As pensões mínimas e a condição de recursos
Como é que em Portugal, um Governo do Partido Socialista, com o apoio parlamentar do BE e do PCP, pode defender tal tese?
O primeiro-ministro e mais recentemente o ministro das Finanças defenderam que as pensões mínimas deveriam estar sujeitas à aplicação de uma condição de recursos.
A Segurança Social garante uma pensão mínima, que depende da duração, mas não do montante, da carreira contributiva. Ou seja, por exemplo, quem tenha descontando muito pouco para a Segurança Social, tem direito a 263 euros por mês, se descontou menos de 15 anos, mesmo que, através das regras gerais, considerando os descontos realizados, só tivesse direito a 150 euros por mês. E se tiver descontado mais anos, tem direito a uma pensão mínima algo superior. No início de 2016, existiam 946 mil pessoas com direito a pensões mínimas.

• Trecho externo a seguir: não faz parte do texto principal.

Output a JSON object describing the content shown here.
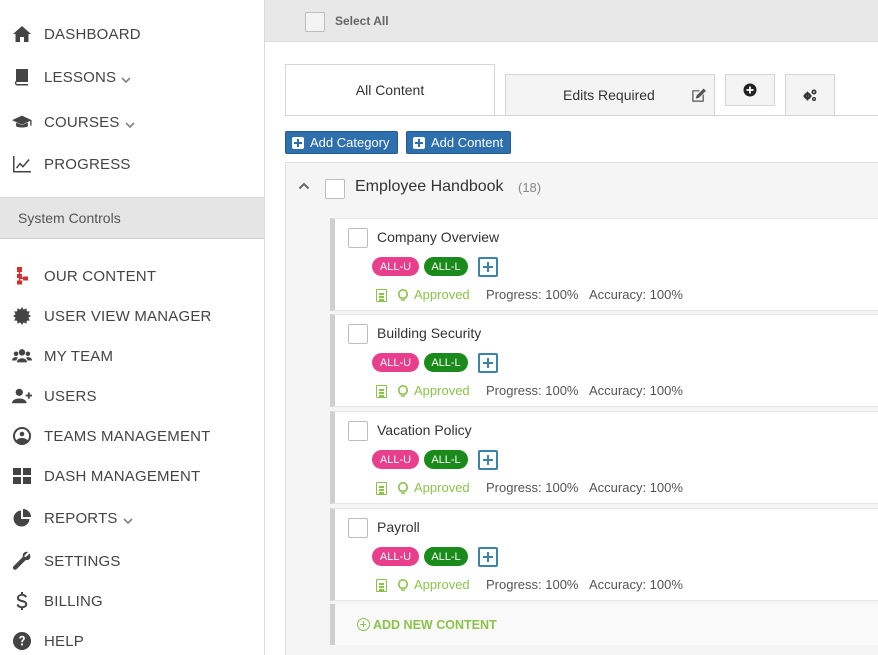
{
  "sidebar": {
    "items": [
      {
        "label": "DASHBOARD",
        "icon": "home-icon"
      },
      {
        "label": "LESSONS",
        "icon": "book-icon",
        "dropdown": true
      },
      {
        "label": "COURSES",
        "icon": "graduation-cap-icon",
        "dropdown": true
      },
      {
        "label": "PROGRESS",
        "icon": "line-chart-icon"
      }
    ],
    "section_title": "System Controls",
    "controls": [
      {
        "label": "OUR CONTENT",
        "icon": "sitemap-icon"
      },
      {
        "label": "USER VIEW MANAGER",
        "icon": "gear-badge-icon"
      },
      {
        "label": "MY TEAM",
        "icon": "users-icon"
      },
      {
        "label": "USERS",
        "icon": "user-plus-icon"
      },
      {
        "label": "TEAMS MANAGEMENT",
        "icon": "user-circle-icon"
      },
      {
        "label": "DASH MANAGEMENT",
        "icon": "grid-icon"
      },
      {
        "label": "REPORTS",
        "icon": "pie-chart-icon",
        "dropdown": true
      },
      {
        "label": "SETTINGS",
        "icon": "wrench-icon"
      },
      {
        "label": "BILLING",
        "icon": "dollar-icon"
      },
      {
        "label": "HELP",
        "icon": "question-circle-icon"
      }
    ]
  },
  "main": {
    "select_all": "Select All",
    "tabs": {
      "all_content": "All Content",
      "edits_required": "Edits Required"
    },
    "buttons": {
      "add_category": "Add Category",
      "add_content": "Add Content"
    },
    "category": {
      "title": "Employee Handbook",
      "count": "(18)"
    },
    "items": [
      {
        "title": "Company Overview",
        "badge_u": "ALL-U",
        "badge_l": "ALL-L",
        "status": "Approved",
        "progress": "Progress: 100%",
        "accuracy": "Accuracy: 100%"
      },
      {
        "title": "Building Security",
        "badge_u": "ALL-U",
        "badge_l": "ALL-L",
        "status": "Approved",
        "progress": "Progress: 100%",
        "accuracy": "Accuracy: 100%"
      },
      {
        "title": "Vacation Policy",
        "badge_u": "ALL-U",
        "badge_l": "ALL-L",
        "status": "Approved",
        "progress": "Progress: 100%",
        "accuracy": "Accuracy: 100%"
      },
      {
        "title": "Payroll",
        "badge_u": "ALL-U",
        "badge_l": "ALL-L",
        "status": "Approved",
        "progress": "Progress: 100%",
        "accuracy": "Accuracy: 100%"
      }
    ],
    "add_new_content": "ADD NEW CONTENT"
  },
  "colors": {
    "primary_button": "#2e6fae",
    "badge_u": "#e83e8c",
    "badge_l": "#1a8a1a",
    "approved": "#8bc34a"
  }
}
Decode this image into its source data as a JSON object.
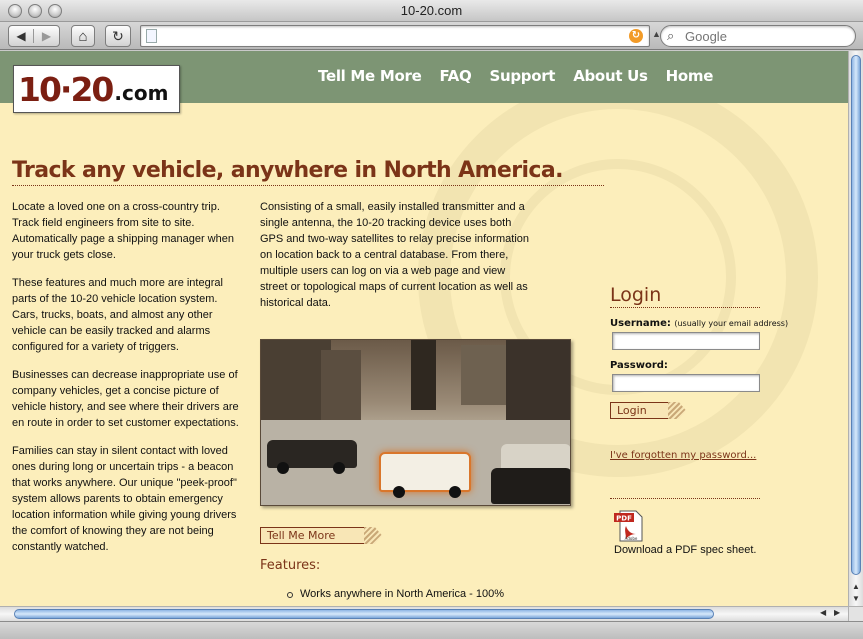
{
  "window": {
    "title": "10-20.com"
  },
  "browser": {
    "back_glyph": "◀",
    "forward_glyph": "▶",
    "home_glyph": "⌂",
    "reload_glyph": "↻",
    "address_value": "",
    "search_placeholder": "Google",
    "rss_glyph": "↻"
  },
  "site": {
    "logo_num": "10·20",
    "logo_domain": ".com",
    "nav": [
      {
        "label": "Tell Me More"
      },
      {
        "label": "FAQ"
      },
      {
        "label": "Support"
      },
      {
        "label": "About Us"
      },
      {
        "label": "Home"
      }
    ],
    "headline": "Track any vehicle, anywhere in North America.",
    "left_paragraphs": [
      "Locate a loved one on a cross-country trip. Track field engineers from site to site. Automatically page a shipping manager when your truck gets close.",
      "These features and much more are integral parts of the 10-20 vehicle location system. Cars, trucks, boats, and almost any other vehicle can be easily tracked and alarms configured for a variety of triggers.",
      "Businesses can decrease inappropriate use of company vehicles, get a concise picture of vehicle history, and see where their drivers are en route in order to set customer expectations.",
      "Families can stay in silent contact with loved ones during long or uncertain trips - a beacon that works anywhere. Our unique \"peek-proof\" system allows parents to obtain emergency location information while giving young drivers the comfort of knowing they are not being constantly watched."
    ],
    "mid_paragraph": "Consisting of a small, easily installed transmitter and a single antenna, the 10-20 tracking device uses both GPS and two-way satellites to relay precise information on location back to a central database. From there, multiple users can log on via a web page and view street or topological maps of current location as well as historical data.",
    "tell_me_more_button": "Tell Me More",
    "features_heading": "Features:",
    "features": [
      "Works anywhere in North America - 100%"
    ],
    "login": {
      "heading": "Login",
      "username_label": "Username:",
      "username_hint": "(usually your email address)",
      "username_value": "",
      "password_label": "Password:",
      "password_value": "",
      "button": "Login",
      "forgot": "I've forgotten my password...",
      "pdf_icon_text": "PDF",
      "pdf_icon_sub": "Adobe",
      "pdf_link": "Download a PDF spec sheet."
    }
  },
  "colors": {
    "page_bg": "#fceebb",
    "header_bg": "#7d9574",
    "accent": "#7b3418"
  }
}
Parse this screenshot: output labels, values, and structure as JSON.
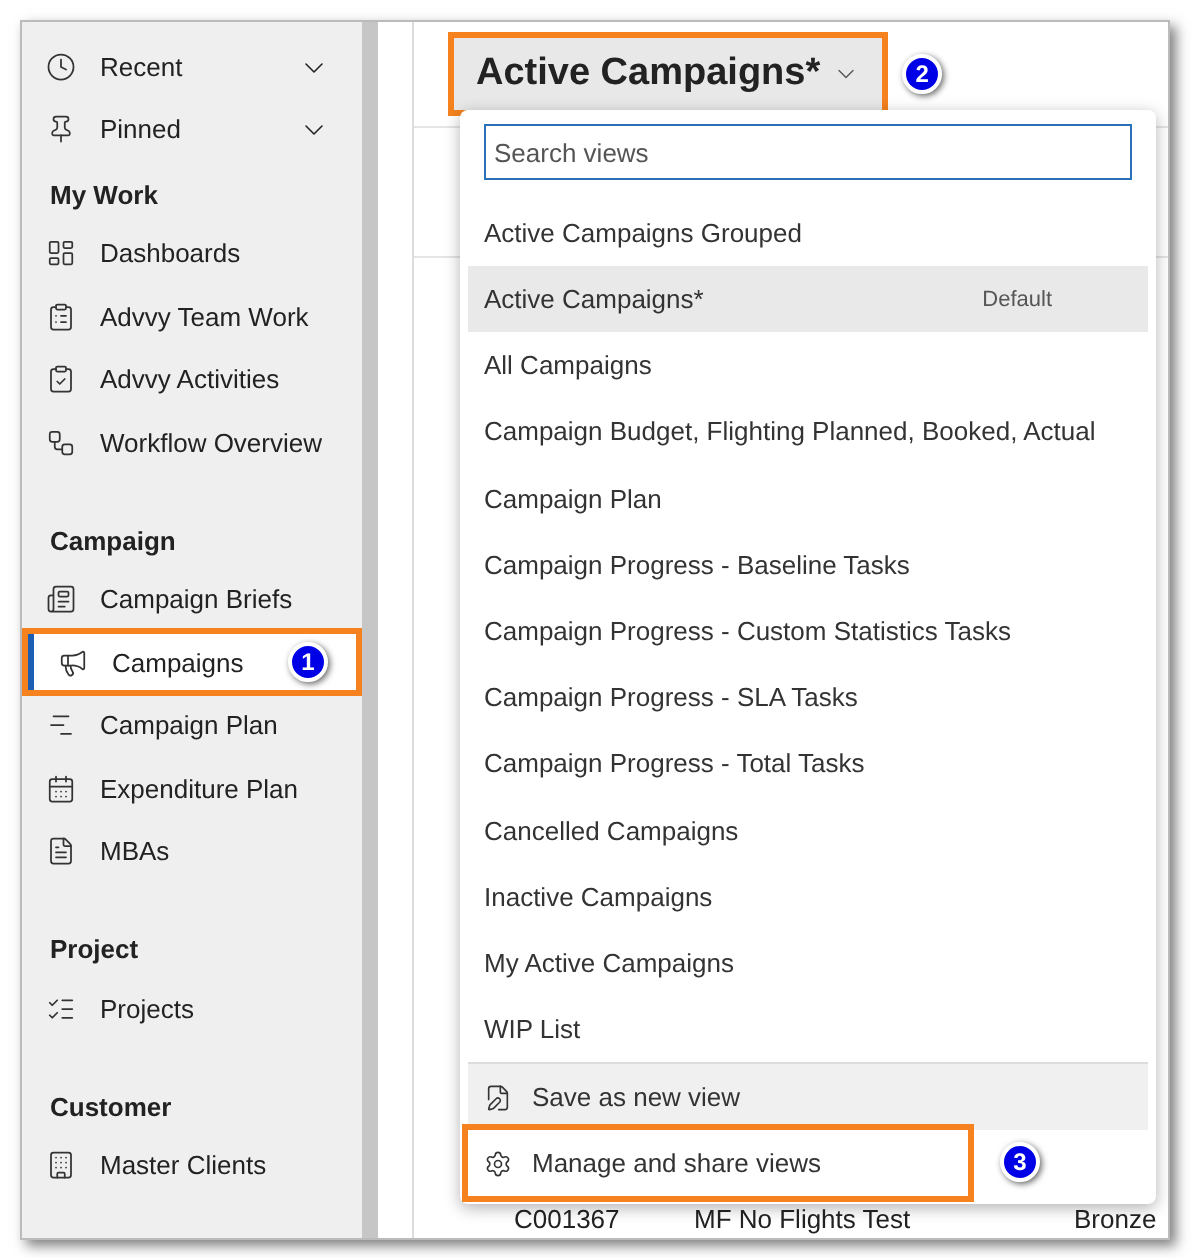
{
  "sidebar": {
    "items": [
      {
        "kind": "expander",
        "label": "Recent",
        "expanded": false
      },
      {
        "kind": "expander",
        "label": "Pinned",
        "expanded": false
      },
      {
        "kind": "heading",
        "label": "My Work"
      },
      {
        "kind": "link",
        "label": "Dashboards",
        "selected": false
      },
      {
        "kind": "link",
        "label": "Advvy Team Work",
        "selected": false
      },
      {
        "kind": "link",
        "label": "Advvy Activities",
        "selected": false
      },
      {
        "kind": "link",
        "label": "Workflow Overview",
        "selected": false
      },
      {
        "kind": "heading",
        "label": "Campaign"
      },
      {
        "kind": "link",
        "label": "Campaign Briefs",
        "selected": false
      },
      {
        "kind": "link",
        "label": "Campaigns",
        "selected": true,
        "callout": "1"
      },
      {
        "kind": "link",
        "label": "Campaign Plan",
        "selected": false
      },
      {
        "kind": "link",
        "label": "Expenditure Plan",
        "selected": false
      },
      {
        "kind": "link",
        "label": "MBAs",
        "selected": false
      },
      {
        "kind": "heading",
        "label": "Project"
      },
      {
        "kind": "link",
        "label": "Projects",
        "selected": false
      },
      {
        "kind": "heading",
        "label": "Customer"
      },
      {
        "kind": "link",
        "label": "Master Clients",
        "selected": false
      }
    ]
  },
  "view_selector": {
    "title": "Active Campaigns*",
    "callout": "2",
    "expanded": true
  },
  "grid": {
    "row": [
      "C001367",
      "MF No Flights Test",
      "Bronze"
    ]
  },
  "views_menu": {
    "search": {
      "placeholder": "Search views"
    },
    "views": [
      {
        "label": "Active Campaigns Grouped",
        "selected": false
      },
      {
        "label": "Active Campaigns*",
        "selected": true,
        "badge": "Default"
      },
      {
        "label": "All Campaigns",
        "selected": false
      },
      {
        "label": "Campaign Budget, Flighting Planned, Booked, Actual",
        "selected": false
      },
      {
        "label": "Campaign Plan",
        "selected": false
      },
      {
        "label": "Campaign Progress - Baseline Tasks",
        "selected": false
      },
      {
        "label": "Campaign Progress - Custom Statistics Tasks",
        "selected": false
      },
      {
        "label": "Campaign Progress - SLA Tasks",
        "selected": false
      },
      {
        "label": "Campaign Progress - Total Tasks",
        "selected": false
      },
      {
        "label": "Cancelled Campaigns",
        "selected": false
      },
      {
        "label": "Inactive Campaigns",
        "selected": false
      },
      {
        "label": "My Active Campaigns",
        "selected": false
      },
      {
        "label": "WIP List",
        "selected": false
      }
    ],
    "actions": [
      {
        "label": "Save as new view"
      },
      {
        "label": "Manage and share views",
        "callout": "3"
      }
    ]
  }
}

Ou seja, não estamos a falar de montantes muito grandes de alegados “donativos do Estado”, mas estamos potencialmente a falar de um grande número de beneficiários, por conseguinte, com um “modesto” impacto nas contas públicas (duas ou três centenas de milhões de euros por ano, dá a entender o “Estudo sobre o impacto financeiro do programa eleitoral do PS”).
Ora primeiro-ministro e ministro das Finanças defenderam que alguém com um património significativo, ou alguém com rendimento proveniente do estrangeiro mas que só trabalhou poucos anos em Portugal, não deve beneficiar da pensão mínima, mas somente receber aquilo a que teria direito de acordo com a sua carreira contributiva. Contudo, a tese subjacente à medida defendida pelo primeiro-ministro e ministro das Finanças parece-me incorrecta por várias razões:
Primeiro, porque considero perigoso estender à principal política redistributiva do Estado (pensões), a condição de recursos já aplicada, na minha opinião erradamente, a demasiadas políticas sociais. A condição de recursos deveria ser sobretudo implementada através do imposto progressivo sobre o rendimento (IRS) e através de um imposto progressivo sobre o património.
A aplicação da condição de recursos através de impostos, não só é mais simples, automática e justa, como exige menos esforço do contribuinte ou do beneficiário.
Por outro lado, a condição de recursos, conhecida em inglês como “means-testing”, é uma questão muito polémica e muito debatida em países como os EUA, com vários prémio Nobel da economia, como Paul Krugman ou Joseph Stiglitz, a oporem-se a tal medida. Afigura-se que a condição de recursos põe em causa a Segurança Social tal como concebida, entre outros, por Franklin D. Roosevelt.
Em relação às pensões de reforma, as contribuições são (com algumas excepções) uma proporção constante do rendimento. A redistribuição ocorre com a atribuição das pensões: quem menos contribuiu recebe proporcionalmente mais – nesta medida é um sistema de solidariedade social, i.e., uma política redistributiva do Estado –. A Segurança Social é ainda um tipo de seguro, porque procura garantir à maioria um nível de rendimento minimamente condigno, que em parte seja um garante contra as vicissitudes da sua vida. É, devido a essas características, um programa social de extremo sucesso no combate à pobreza.
Por último, a aplicação da condição de recursos é defendida em países, como os EUA, por alguns políticos do Partido Republicano. Mas nem nos EUA esses políticos conseguiram introduzir essa alteração à Segurança Social. Os benefícios da Segurança Social nos EUA não estão sujeitos à aplicação de uma condição de recursos nem é previsível que tal venha a ocorrer.
Como é que em Portugal, um Governo do Partido Socialista, com o apoio parlamentar do BE e do PCP, pode defender tal tese?